Didemse gerçekten korkmusa benziyordu. Poyraz gibi iri yapılı birisinden korkmak imkânsızdı zaten. En az dev kadardı o da.
"Bade?"dediginde dalmış oldugum icin irkildim.
"E..evet?"
"Sana hazırlan dememiş miydim?" derken tek kaşı havadaydı ve omzunun üstünden bakıyordu ama hemen sonra tüm vücudunu bana döndürdü.
"Ne hazırlanması? Nereye gidecegiz?"
"Sokakta kalmayı mı planlıyorsun?"
"Suanda başka gidecek bir yerim yok."
"Of. Gerçekten insanı yoruyorsun Bade. Sana acımayacagım bosuna uğraşma" dediginde dolabımı bosaltmaya basladı bile. Bana acımasını istemiyordum ki. Dışardan öyle göründüğümü düşününce kendimden igrendim. Istedigimden farklı bir imaj çiziyordum demekki.
"Poyraz. Bir dakika." Arkasına döndü.
"Ne?" Kolundan tuttum ve onu cekistirmeye başladım. Ama yerinden kıpırdatacak kadar güçlü değildim tabikide.
"Bir dakika gelir misin?" Sonunda hareket edebilmisti.
"Sorun ne?"
"Ben gercekten...gercekten acınası mı duruyorum?" Nefret edilesi.
"Durmuyorsun ama öyle durmak istiyorsun. Sana kimse acımıyor senden baska."
"Ben kendime acımıyorum. Gerçekten. Ben büyük bir sey atlattım Poyraz. Ondan önce de mutlu bir hayatım yoktu zaten. Ben mutlulugu 10 yaşımda ailemin gittiği o günde bıraktım."
"Demek istedigim bu. Hayat devam ediyor gördüğün gibi. Cok daha zor hayatlar var ve insanlar ona rağmen mutlu. Bundan sonra sana zarar gelmeyecek eger korktugun ve seni mutsuz eden sey buysa."

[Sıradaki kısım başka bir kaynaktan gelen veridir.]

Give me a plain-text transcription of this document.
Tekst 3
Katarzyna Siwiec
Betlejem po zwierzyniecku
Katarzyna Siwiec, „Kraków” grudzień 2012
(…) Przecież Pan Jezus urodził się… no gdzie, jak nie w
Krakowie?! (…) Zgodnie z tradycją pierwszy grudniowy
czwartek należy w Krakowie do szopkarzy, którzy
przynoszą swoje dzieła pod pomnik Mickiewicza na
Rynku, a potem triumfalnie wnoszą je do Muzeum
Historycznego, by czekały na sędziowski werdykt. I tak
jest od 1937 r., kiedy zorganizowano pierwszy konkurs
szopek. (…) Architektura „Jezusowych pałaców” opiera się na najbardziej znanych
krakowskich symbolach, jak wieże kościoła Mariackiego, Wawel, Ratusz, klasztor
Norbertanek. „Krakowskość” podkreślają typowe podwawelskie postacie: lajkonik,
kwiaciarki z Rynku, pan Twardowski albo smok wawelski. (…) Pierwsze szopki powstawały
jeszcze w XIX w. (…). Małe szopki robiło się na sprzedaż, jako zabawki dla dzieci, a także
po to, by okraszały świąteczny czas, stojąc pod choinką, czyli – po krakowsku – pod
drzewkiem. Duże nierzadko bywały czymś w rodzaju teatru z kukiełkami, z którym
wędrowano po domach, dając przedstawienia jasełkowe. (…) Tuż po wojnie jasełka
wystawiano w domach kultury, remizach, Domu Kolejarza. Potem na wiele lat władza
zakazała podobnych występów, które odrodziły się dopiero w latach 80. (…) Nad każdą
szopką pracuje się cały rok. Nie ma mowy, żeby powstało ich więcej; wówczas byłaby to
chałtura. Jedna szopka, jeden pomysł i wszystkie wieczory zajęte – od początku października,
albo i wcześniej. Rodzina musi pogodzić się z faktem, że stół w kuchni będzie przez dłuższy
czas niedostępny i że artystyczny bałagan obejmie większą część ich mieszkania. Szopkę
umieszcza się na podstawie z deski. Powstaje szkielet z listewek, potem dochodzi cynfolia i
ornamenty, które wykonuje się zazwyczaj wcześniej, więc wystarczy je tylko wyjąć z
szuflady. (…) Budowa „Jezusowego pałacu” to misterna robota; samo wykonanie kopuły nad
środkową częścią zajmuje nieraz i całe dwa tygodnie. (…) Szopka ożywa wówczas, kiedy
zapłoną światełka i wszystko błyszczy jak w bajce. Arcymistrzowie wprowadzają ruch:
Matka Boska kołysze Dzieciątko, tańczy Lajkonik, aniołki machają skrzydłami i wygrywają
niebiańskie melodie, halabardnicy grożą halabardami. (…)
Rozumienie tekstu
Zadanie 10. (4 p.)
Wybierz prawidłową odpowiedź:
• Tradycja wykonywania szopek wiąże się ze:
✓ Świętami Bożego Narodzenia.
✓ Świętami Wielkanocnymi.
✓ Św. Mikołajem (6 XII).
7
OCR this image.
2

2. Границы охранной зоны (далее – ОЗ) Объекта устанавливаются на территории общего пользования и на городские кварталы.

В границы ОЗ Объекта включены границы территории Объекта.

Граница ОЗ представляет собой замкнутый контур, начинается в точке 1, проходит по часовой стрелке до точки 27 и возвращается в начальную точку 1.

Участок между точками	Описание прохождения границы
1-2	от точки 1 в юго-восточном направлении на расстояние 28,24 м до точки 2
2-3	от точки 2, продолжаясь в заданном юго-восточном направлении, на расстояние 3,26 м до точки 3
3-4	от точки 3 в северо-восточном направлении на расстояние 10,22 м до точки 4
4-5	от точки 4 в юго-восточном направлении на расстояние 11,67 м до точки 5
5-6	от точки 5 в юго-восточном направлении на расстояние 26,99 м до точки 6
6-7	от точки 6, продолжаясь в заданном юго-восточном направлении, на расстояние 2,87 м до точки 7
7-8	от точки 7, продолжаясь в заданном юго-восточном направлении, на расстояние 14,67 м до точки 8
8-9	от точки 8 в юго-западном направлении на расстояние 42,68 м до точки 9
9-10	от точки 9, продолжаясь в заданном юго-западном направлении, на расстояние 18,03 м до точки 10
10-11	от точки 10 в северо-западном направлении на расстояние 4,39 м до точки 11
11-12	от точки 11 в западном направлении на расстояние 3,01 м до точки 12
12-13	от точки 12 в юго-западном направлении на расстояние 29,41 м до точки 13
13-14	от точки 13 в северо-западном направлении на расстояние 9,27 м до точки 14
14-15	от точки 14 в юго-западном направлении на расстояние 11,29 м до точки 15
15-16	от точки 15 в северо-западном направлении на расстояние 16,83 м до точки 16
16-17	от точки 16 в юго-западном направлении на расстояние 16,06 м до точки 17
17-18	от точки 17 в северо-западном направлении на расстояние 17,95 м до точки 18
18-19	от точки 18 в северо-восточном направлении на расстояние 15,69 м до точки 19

"Nasıl emin olabilirsin? Ben gerçekten mutsuz olmayı ister miydim sanıyorsun? Ben mutlu bir çocuktum. Gercekten mutluydum. Gulmedigim bir an bile yoktu. Ailem beni terk etti. Duydun mu? Onlar ölmediler. Sadece benden vazgectiler. Bu çok daha acı verici." dedigimde istemesem de gözlerimden yaş akmaya başlamıştı.
Yavaşça gozyaslarimi sildiginde ona döndüm. Utanıyordum çünkü en nefret ettigim seylerden birisi birinin yanında ağlamaktı.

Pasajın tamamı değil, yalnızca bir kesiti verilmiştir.